Aksoy'dan İsrail'in 'Batı Şeria'nın ilhakı' ifadelerine tepki

Dışişleri Bakanlığı Sözcüsü Aksoy, "Uluslararası toplumu İsrail'in tek taraflı gayrimeşru girişimlerine karşı durarak yerleşik parametreler ve 1967 sınırları temelinde iki devletli çözüm vizyonuna sahip çıkmaya davet ediyoruz." dedi.
Aksoy'dan İsrail'in 'Batı Şeria'nın ilhakı' ifadelerine tepki

Dışişleri Bakanlığı Sözcüsü Hami Aksoy, İsrail'deki gelişmeler hakkındaki Bakanlığa yöneltilen bir soruya yazılı cevap verdi.

İsrail'de hükümet kurma çalışmaları kapsamında imzalanan koalisyon anlaşmasında yer alan "Batı Şeria'nın ilhak edilmesine" yönelik ifadelerin, işgal altındaki Filistin topraklarını gasbetmeyi hedefleyen son derece tehlikeli bir zihniyetin tezahürü olduğunu belirten Aksoy, şunları kaydetti:

"Uluslararası hukuku ayaklar altına alıp insanlığın ortak vicdanını yaralayacak böyle vahim bir adımın uluslararası toplumun adalet ve sorumluluk duygusuna sahip hiçbir üyesi tarafından kabul ve destek görmeyeceğine inanıyoruz. Uluslararası toplumu İsrail'in tek taraflı gayrimeşru girişimlerine karşı durarak, yerleşik parametreler ve 1967 sınırları temelinde iki devletli çözüm vizyonuna sahip çıkmaya davet ediyoruz.

Türkiye, kardeş Filistin halkının yanında durmaya ve haklı davasını tüm gücüyle desteklemeye devam edecektir. İşgal ve ilhak politikalarına son vermeden Orta Doğu’ya barış gelmeyecektir."

AB Konsey Toplantısı Sonuç Bildirgesi'nin 'Doğu Akdeniz' ile ilgili bölümüne tepki

Sözcü Aksoy, AB Konsey Toplantısı Sonuç Bildirgesi'yle ilgili bir soruya da yazılı yanıt verdi. 

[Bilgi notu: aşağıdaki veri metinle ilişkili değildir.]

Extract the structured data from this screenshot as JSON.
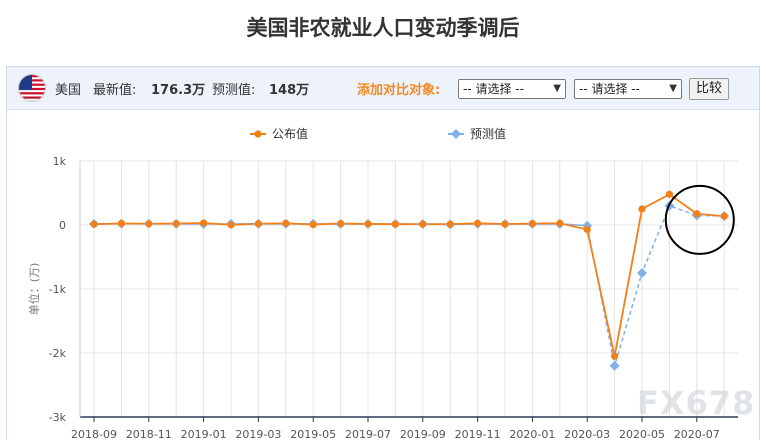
{
  "page_title": "美国非农就业人口变动季调后",
  "toolbar": {
    "country": "美国",
    "latest_label": "最新值:",
    "latest_value": "176.3万",
    "forecast_label": "预测值:",
    "forecast_value": "148万",
    "compare_label": "添加对比对象:",
    "select1": "-- 请选择 --",
    "select2": "-- 请选择 --",
    "compare_button": "比较"
  },
  "watermark": "FX678",
  "colors": {
    "actual": "#f57f17",
    "forecast": "#7fb1e8",
    "grid": "#e4e4e4",
    "axis": "#2b3a55",
    "highlight_circle": "#000000"
  },
  "chart_data": {
    "type": "line",
    "ylabel": "单位：(万)",
    "ylim": [
      -3000,
      1000
    ],
    "yticks": [
      1000,
      0,
      -1000,
      -2000,
      -3000
    ],
    "ytick_labels": [
      "1k",
      "0",
      "-1k",
      "-2k",
      "-3k"
    ],
    "xtick_labels": [
      "2018-09",
      "2018-11",
      "2019-01",
      "2019-03",
      "2019-05",
      "2019-07",
      "2019-09",
      "2019-11",
      "2020-01",
      "2020-03",
      "2020-05",
      "2020-07"
    ],
    "categories": [
      "2018-09",
      "2018-10",
      "2018-11",
      "2018-12",
      "2019-01",
      "2019-02",
      "2019-03",
      "2019-04",
      "2019-05",
      "2019-06",
      "2019-07",
      "2019-08",
      "2019-09",
      "2019-10",
      "2019-11",
      "2019-12",
      "2020-01",
      "2020-02",
      "2020-03",
      "2020-04",
      "2020-05",
      "2020-06",
      "2020-07",
      "2020-08"
    ],
    "legend_position": "top",
    "grid": true,
    "series": [
      {
        "name": "公布值",
        "color": "#f57f17",
        "values": [
          11.8,
          25,
          19.6,
          22.7,
          31.2,
          2,
          19.6,
          26.3,
          7.5,
          22.4,
          16.4,
          13,
          13.6,
          12.8,
          26.6,
          14.5,
          22.5,
          27.3,
          -70.1,
          -2050,
          250.9,
          480,
          176.3,
          137.1
        ]
      },
      {
        "name": "预测值",
        "color": "#7fb1e8",
        "values": [
          18.5,
          19,
          19.8,
          18.4,
          16.5,
          18,
          17.5,
          18.1,
          18.5,
          16,
          16.5,
          16,
          14.5,
          8.5,
          18,
          16,
          16,
          17.5,
          -10,
          -2200,
          -750,
          300,
          148,
          140
        ]
      }
    ],
    "highlight": {
      "from": "2020-06",
      "to": "2020-08"
    }
  }
}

Dün yapılan toplantının sonuç bildirgesinin Doğu Akdeniz'e ilişkin bölümünün yine "köhnemiş birlik dayanışması anlayışıyla" kaleme alındığını ifade eden Aksoy, "Bildirinin bu bölümü, AB'nin, uluslararası hukuk ve kendi müktesebatı hilafına, Rum/Yunan ikilisi tarafından suistimal edilmesinin ve bu ikilinin maksimalist politikalarına alet olmasının yeni bir örneğidir." değerlendirmesinde bulundu. 

Aksoy, bu anlayışla sonuç alınamayacağını artık AB'nin anlaması gerektiğinin altını çizerek, şunları kaydetti:

"AB'den beklentimiz, Kıbrıs Rumlarını Kıbrıs Türkleriyle, Yunanistan'ı ise ülkemizle diyaloğa teşvik etmesidir. Rum/Yunan ikilisinin dar görüşlü çıkarları uğruna AB üyelik sürecimizin rehin alınmasına izin vermemelidir. Daha önce de vurguladığımız üzere, Türkiye Doğu Akdeniz'de hem kendi haklarını hem de Kıbrıs Türklerinin haklarını kararlılıkla korumaya devam edecektir."